Understanding paper handling equipment terminology also helps organizations communicate effectively with equipment vendors and service providers. When describing a workflow problem or requesting a solution, using the correct terminology for the equipment type and the operation it performs ensures that the vendor understands the requirement accurately and proposes equipment that actually fits the need. The terms defined in this guide form the vocabulary of paper handling equipment specification and procurement.

Troubleshooting

The collator is producing incomplete sets

One or more stations is running out of paper before others. Check the fill level of each station at regular intervals and refill before any station is empty. Also confirm that each station is loaded with the correct document for its position - a station loaded with the wrong page produces complete sets but with incorrect content.

The folder-inserter is jamming on folded documents

The document format (number of pages, paper weight) may exceed the machine capacity for the fold configuration selected. Reduce the total pages per insert or switch to a lighter paper weight. Also confirm the fold type is correctly set for the envelope size being used.

The paper jogger is not fully aligning the paper stack

The paper stack is too large for the jogger's vibration capacity, or the jogger tray is not level. Reduce stack size to within the jogger's rated capacity and confirm the machine is on a level surface. See Why Should I Use a Paper Folder? for context on paper preparation as part of a production workflow.

Frequently Asked Questions

What is the difference between a folder and a folder-inserter?

A paper folder performs only the folding operation - it takes flat sheets and produces folded documents at the output. A folder-inserter additionally takes the folded document and inserts it into an envelope. A folder-inserter includes the folder function as its first step.

Can a standard desktop paper folder replace a folder-inserter?

A desktop paper folder handles the folding step only. Envelope insertion would still be manual. For low-volume mailing, a desktop folder paired with manual insertion is practical. For high volume, only a dedicated folder-inserter provides meaningful automation of the insertion step.

What is a "pocket" on a collator?

A pocket (or station or bin) on a collator is a feed position that holds one document in the collating sequence. A 6-pocket collator assembles 6-page document sets by pulling one sheet from each of the 6 pockets in sequence. More pockets allow longer document sets or parallel production runs of shorter sets.

Do I need a paper jogger for normal document production?

For occasional document production, manual jogging (tapping the paper stack edge against a hard surface) is adequate. For consistent high-volume production where binding, punching, or collating quality affects finished output quality, a dedicated paper jogger produces more consistent results than manual jogging.

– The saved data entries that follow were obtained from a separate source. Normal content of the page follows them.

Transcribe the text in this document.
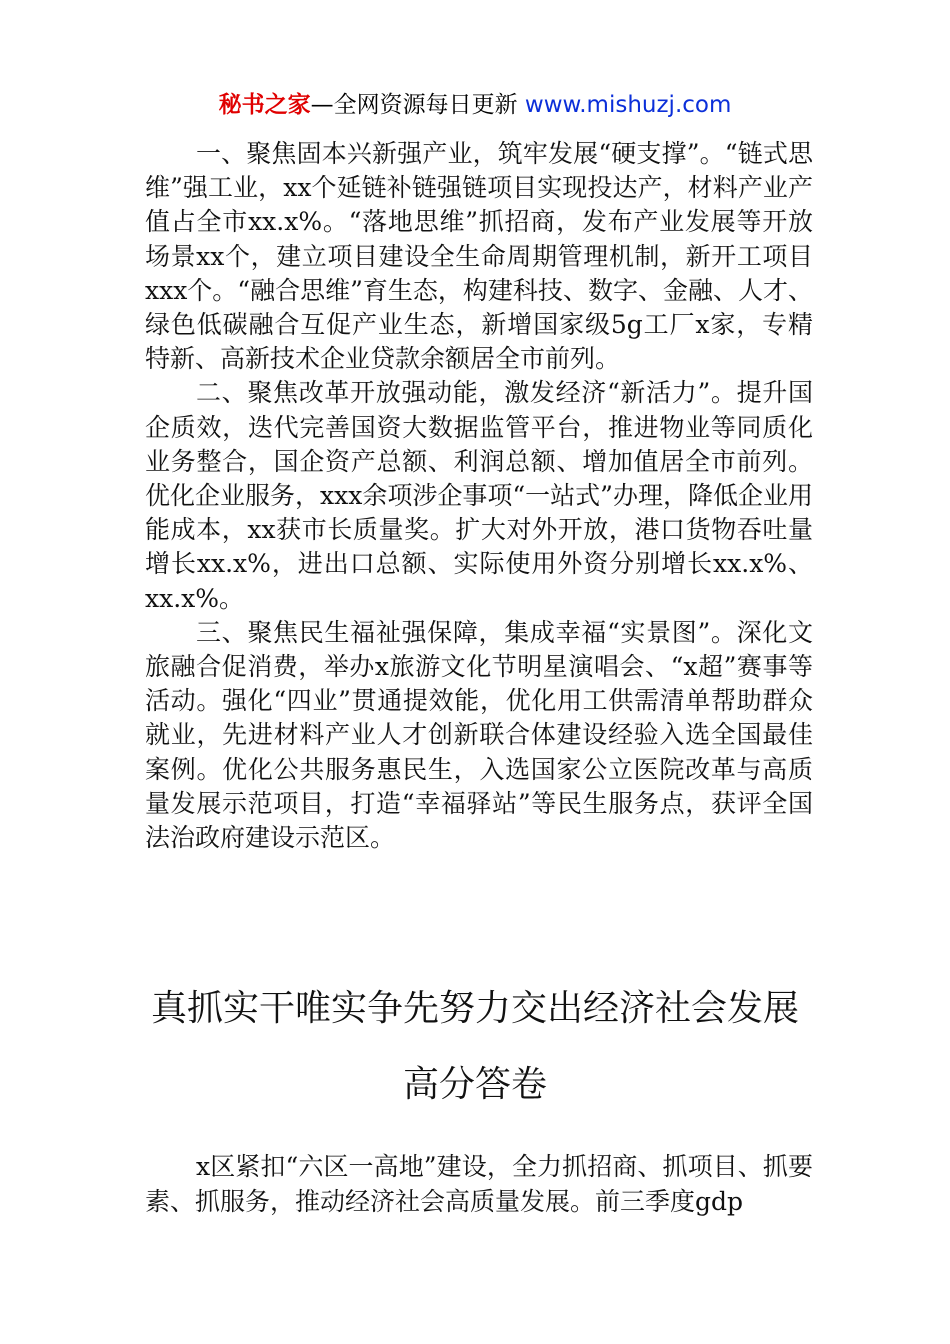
秘书之家—全网资源每日更新 www.mishuzj.com

一、聚焦固本兴新强产业，筑牢发展“硬支撑”。“链式思维”强工业，xx个延链补链强链项目实现投达产，材料产业产值占全市xx.x%。“落地思维”抓招商，发布产业发展等开放场景xx个，建立项目建设全生命周期管理机制，新开工项目xxx个。“融合思维”育生态，构建科技、数字、金融、人才、绿色低碳融合互促产业生态，新增国家级5g工厂x家，专精特新、高新技术企业贷款余额居全市前列。

二、聚焦改革开放强动能，激发经济“新活力”。提升国企质效，迭代完善国资大数据监管平台，推进物业等同质化业务整合，国企资产总额、利润总额、增加值居全市前列。优化企业服务，xxx余项涉企事项“一站式”办理，降低企业用能成本，xx获市长质量奖。扩大对外开放，港口货物吞吐量增长xx.x%，进出口总额、实际使用外资分别增长xx.x%、xx.x%。

三、聚焦民生福祉强保障，集成幸福“实景图”。深化文旅融合促消费，举办x旅游文化节明星演唱会、“x超”赛事等活动。强化“四业”贯通提效能，优化用工供需清单帮助群众就业，先进材料产业人才创新联合体建设经验入选全国最佳案例。优化公共服务惠民生，入选国家公立医院改革与高质量发展示范项目，打造“幸福驿站”等民生服务点，获评全国法治政府建设示范区。

真抓实干唯实争先努力交出经济社会发展
高分答卷

x区紧扣“六区一高地”建设，全力抓招商、抓项目、抓要素、抓服务，推动经济社会高质量发展。前三季度gdp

What paper weight can a burster handle?

Standard bursters handle 16 lb to 20 lb continuous-form paper. Heavy-duty models handle heavier weights. Confirm the paper weight specification for the specific burster model against the paper being used - feeding paper heavier than the rated capacity can damage the burster's perforated separation mechanism.

The terms defined in this guide apply across different equipment brands and product lines. Unlike consumer electronics where proprietary terminology varies significantly by manufacturer, paper handling equipment terminology is largely standardized across the industry. A collator from one manufacturer operates on the same principles as a collator from another, and the term means the same thing in a vendor proposal, a training document, or a service manual. This standardization makes it practical to evaluate competing equipment options using consistent terminology.